Getting into the USA was surprisingly smooth. You need a vaccination certificate, of course, and unless you had a COVID diagnosis in the last 90 days, you need a negative test from the day before or day of travel. (Annoyingly, my COVID diagnosis in November was 91 days before I left, so I had to get the test.) You also have to print out and sign a seven page attestation, which immigration officials will briefly glance at and then discard. KLM allows you to upload your vaccine certificate and test result, but I carried paper copies anyway, and the vaccine cert has come in handy in restaurants or bars.
All that having been done in advance, I must say I thought the immigration process wss the smoothest I have had since 9/11. The queue at LAX seemed shorter than in 2013 or 2020, but maybe I was just in a better mood. The border officials have now been trained to ask questions to see if your story holds together, but it comes across as polite chit-chat even though we all knoww what it’s for.
For the subsequent domestic flight from LA to Seattle, there was no check of vaccination status at all, as far as I remember, though all passengers were required to wear masks.
However, that is not the whole story. Originally I had planned to land in Seattle on Wednesday, rent a car and drive up to Vancouver for 24 hours, to see various old friends and long-lost relatives. As I started making the final preparations at the weekend, I got very strong feedback from my Canadian friends that it was simply not worth the risk.
Canadian entry requirements include the provision that you may get pulled aside for random testing, and then required to isolate until the result comes through, which apparently can take up to 24 hours. I can’t really blame them – if most of my country’s international visitors came from the USA, I think I would want to be very cautious and distrustful of travellers from the south of the border in pandemic times.
I was also a little worried about the truckers’ protests, though they were mainly much further east and anyway that seems to be over now. I was not worried by any increased chance of infection – I am triple-jabbed and have also had the damn bug, so I hope I am unlikely to catch it again. But the thought of my planned 24 hours in Vancouver turning into a bored wait in a border motel was pretty discouraging, so, with considerable disappointment, I cancelled everything except the rental car and had an extra day here in Washington State.

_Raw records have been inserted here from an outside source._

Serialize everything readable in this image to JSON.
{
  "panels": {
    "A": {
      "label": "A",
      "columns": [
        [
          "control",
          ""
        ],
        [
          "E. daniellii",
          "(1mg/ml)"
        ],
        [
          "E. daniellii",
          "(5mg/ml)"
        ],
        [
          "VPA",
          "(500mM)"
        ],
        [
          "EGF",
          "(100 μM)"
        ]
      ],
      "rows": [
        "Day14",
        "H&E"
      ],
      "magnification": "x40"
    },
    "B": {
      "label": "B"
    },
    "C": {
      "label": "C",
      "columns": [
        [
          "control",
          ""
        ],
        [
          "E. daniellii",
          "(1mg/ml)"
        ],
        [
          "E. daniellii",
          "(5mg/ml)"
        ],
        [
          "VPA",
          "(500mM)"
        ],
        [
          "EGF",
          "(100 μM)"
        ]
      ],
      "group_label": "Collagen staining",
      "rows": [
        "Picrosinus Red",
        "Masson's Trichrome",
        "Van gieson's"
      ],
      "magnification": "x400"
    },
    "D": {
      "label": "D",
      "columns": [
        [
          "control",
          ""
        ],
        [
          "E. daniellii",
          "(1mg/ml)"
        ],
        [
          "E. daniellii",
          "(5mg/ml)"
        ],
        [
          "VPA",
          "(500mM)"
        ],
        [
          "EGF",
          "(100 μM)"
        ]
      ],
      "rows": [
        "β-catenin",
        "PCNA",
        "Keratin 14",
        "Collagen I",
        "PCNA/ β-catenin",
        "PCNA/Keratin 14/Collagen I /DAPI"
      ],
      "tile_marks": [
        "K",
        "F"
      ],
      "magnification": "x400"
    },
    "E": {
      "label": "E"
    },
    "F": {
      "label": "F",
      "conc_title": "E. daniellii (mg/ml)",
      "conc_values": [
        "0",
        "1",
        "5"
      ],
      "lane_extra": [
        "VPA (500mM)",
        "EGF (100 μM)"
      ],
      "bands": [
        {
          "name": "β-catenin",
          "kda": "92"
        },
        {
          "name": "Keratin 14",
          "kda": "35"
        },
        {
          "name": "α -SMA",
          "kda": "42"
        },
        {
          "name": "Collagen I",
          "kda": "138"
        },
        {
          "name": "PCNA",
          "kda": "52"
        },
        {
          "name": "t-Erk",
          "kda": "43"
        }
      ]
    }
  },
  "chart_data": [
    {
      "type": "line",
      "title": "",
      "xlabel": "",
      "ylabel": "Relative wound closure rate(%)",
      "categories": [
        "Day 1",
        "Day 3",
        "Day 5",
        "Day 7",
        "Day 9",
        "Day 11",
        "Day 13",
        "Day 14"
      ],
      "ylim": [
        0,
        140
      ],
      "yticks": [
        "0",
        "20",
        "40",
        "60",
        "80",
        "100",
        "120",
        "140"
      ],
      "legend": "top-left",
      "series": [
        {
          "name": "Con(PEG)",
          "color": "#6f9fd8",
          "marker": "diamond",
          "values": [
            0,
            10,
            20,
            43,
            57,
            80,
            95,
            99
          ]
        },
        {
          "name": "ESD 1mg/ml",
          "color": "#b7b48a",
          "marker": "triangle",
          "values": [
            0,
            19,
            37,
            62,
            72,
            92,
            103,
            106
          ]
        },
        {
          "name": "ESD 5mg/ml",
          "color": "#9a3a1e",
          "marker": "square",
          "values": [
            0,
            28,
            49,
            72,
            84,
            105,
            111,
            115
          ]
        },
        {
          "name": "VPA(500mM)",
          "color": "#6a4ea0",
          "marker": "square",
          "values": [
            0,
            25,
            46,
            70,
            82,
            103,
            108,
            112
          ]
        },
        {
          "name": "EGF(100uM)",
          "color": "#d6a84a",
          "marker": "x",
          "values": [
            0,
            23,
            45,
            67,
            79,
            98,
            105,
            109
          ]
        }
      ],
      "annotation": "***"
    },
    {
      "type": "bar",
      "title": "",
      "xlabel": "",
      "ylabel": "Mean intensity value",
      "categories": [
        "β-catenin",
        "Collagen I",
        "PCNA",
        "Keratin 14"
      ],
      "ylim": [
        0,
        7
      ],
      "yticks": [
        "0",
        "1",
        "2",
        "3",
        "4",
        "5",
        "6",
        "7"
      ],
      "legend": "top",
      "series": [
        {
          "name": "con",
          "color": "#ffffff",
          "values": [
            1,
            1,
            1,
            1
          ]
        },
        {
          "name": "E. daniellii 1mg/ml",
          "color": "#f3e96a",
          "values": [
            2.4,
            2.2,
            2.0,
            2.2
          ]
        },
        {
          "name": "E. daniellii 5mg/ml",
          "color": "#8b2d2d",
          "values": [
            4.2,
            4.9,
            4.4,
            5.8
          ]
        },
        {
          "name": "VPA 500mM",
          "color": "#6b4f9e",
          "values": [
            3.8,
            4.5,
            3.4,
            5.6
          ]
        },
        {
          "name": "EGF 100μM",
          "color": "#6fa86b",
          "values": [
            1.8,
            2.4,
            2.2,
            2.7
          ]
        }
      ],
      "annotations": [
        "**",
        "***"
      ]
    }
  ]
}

I haven’t done the massive picspam posts from Gallifrey One that I did on the two previous occasions I was there because with people wearing masks, the photos are just not quite as good. It’s a price we have to pay, of course. There was a very strong rule that attendees must wear masks unless eating or drinking or doing convention panels or photos, and I did not witness anyone breaking it. The ethos was very much one of shared responsibility.
At the closing ceremony of the convention, Shaun Lyon spoke emotionally about the torrent of abuse that he and the organisers had faced from COVID-sceptics and vaccine deniers every time they made any announcement about their COVID policies, and thanked attendees for the support we had collectively shown. It’s really awful that the trolls reacted in that way, but I guess it is not surprising. I doubt that any of the trolls ever seriously contemplated coming to the convention in the first place, and I am glad that the convention team stood their ground. I felt safe as a result, and I think most other people did too.

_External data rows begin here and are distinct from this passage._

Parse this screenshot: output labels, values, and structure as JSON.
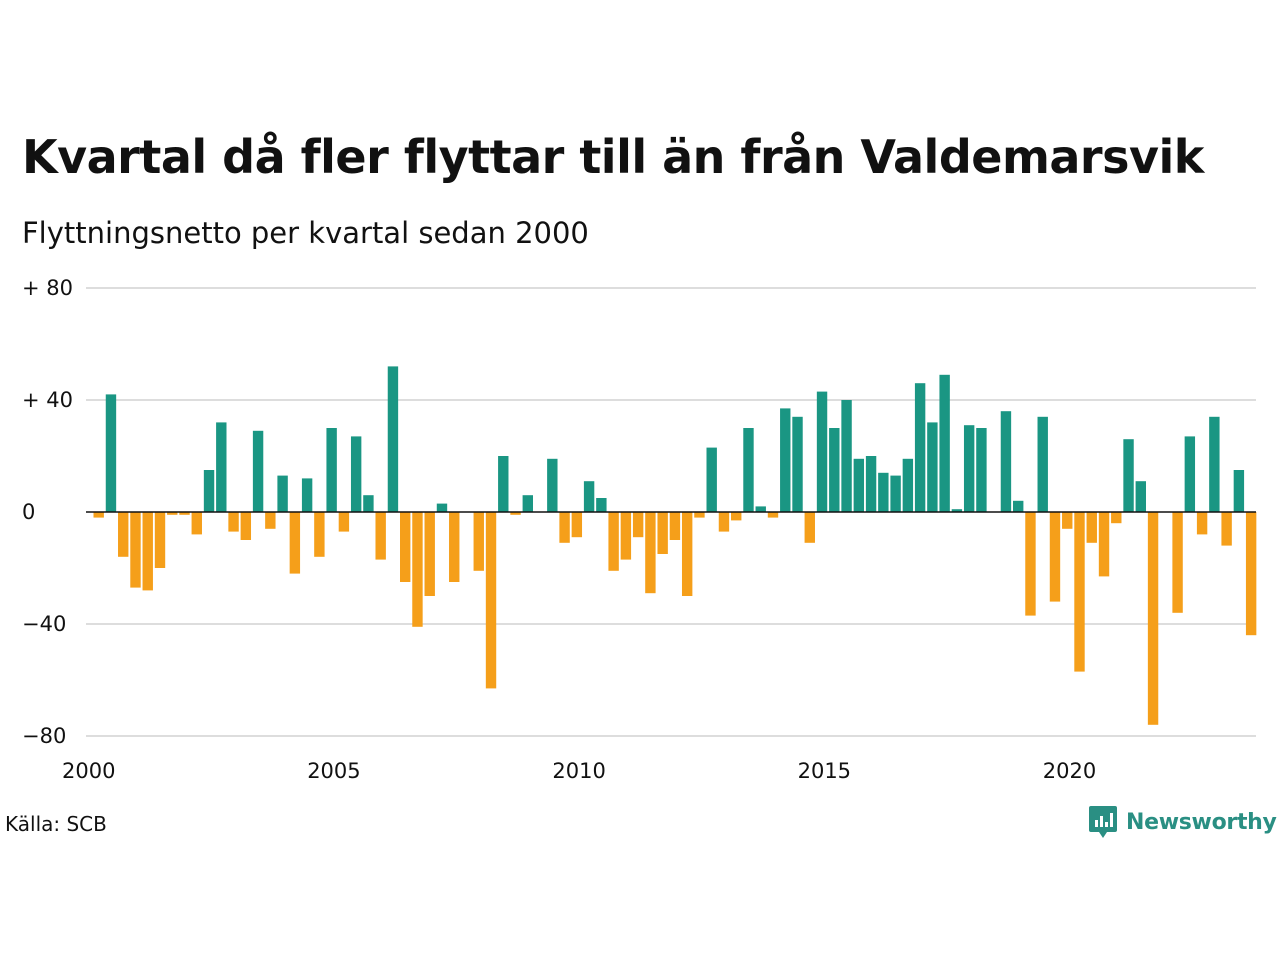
{
  "header": {
    "title": "Kvartal då fler flyttar till än från Valdemarsvik",
    "subtitle": "Flyttningsnetto per kvartal sedan 2000"
  },
  "footer": {
    "source": "Källa: SCB",
    "brand": "Newsworthy",
    "brand_icon": "bar-chart-bubble-icon"
  },
  "colors": {
    "positive": "#1a9683",
    "negative": "#f59f1a",
    "grid": "#dddddd",
    "zero_line": "#111111",
    "brand": "#2a8f83"
  },
  "chart_data": {
    "type": "bar",
    "ylim": [
      -80,
      80
    ],
    "yticks": [
      {
        "value": 80,
        "label": "+ 80"
      },
      {
        "value": 40,
        "label": "+ 40"
      },
      {
        "value": 0,
        "label": "0"
      },
      {
        "value": -40,
        "label": "−40"
      },
      {
        "value": -80,
        "label": "−80"
      }
    ],
    "xticks": [
      "2000",
      "2005",
      "2010",
      "2015",
      "2020"
    ],
    "xlim": [
      2000,
      2024
    ],
    "grid": true,
    "x_start": "2000-Q1",
    "values": [
      -2,
      42,
      -16,
      -27,
      -28,
      -20,
      -1,
      -1,
      -8,
      15,
      32,
      -7,
      -10,
      29,
      -6,
      13,
      -22,
      12,
      -16,
      30,
      -7,
      27,
      6,
      -17,
      52,
      -25,
      -41,
      -30,
      3,
      -25,
      0,
      -21,
      -63,
      20,
      -1,
      6,
      0,
      19,
      -11,
      -9,
      11,
      5,
      -21,
      -17,
      -9,
      -29,
      -15,
      -10,
      -30,
      -2,
      23,
      -7,
      -3,
      30,
      2,
      -2,
      37,
      34,
      -11,
      43,
      30,
      40,
      19,
      20,
      14,
      13,
      19,
      46,
      32,
      49,
      1,
      31,
      30,
      0,
      36,
      4,
      -37,
      34,
      -32,
      -6,
      -57,
      -11,
      -23,
      -4,
      26,
      11,
      -76,
      0,
      -36,
      27,
      -8,
      34,
      -12,
      15,
      -44
    ]
  }
}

When I get back next week, it will be to a Belgium where the COVID numbers are all now dropping fast and teleworking remains recommended but is no longer required. My employer is allowing staff to choose how much they want to be in the office, and I plan to go as much as I can, so the WFH era is coming to an end. But I’ll do at least one more in this series of posts.
On a different topic entirely, I am watching the news from Ukraine with great anxiety. The unprovoked Russian attack, rooted in a belief that Ukraine should not exist as an independent country, does not seem to have been as successful as intended so far. But Russia has a massive advantage in terms of numbers, and the outlook is bleak.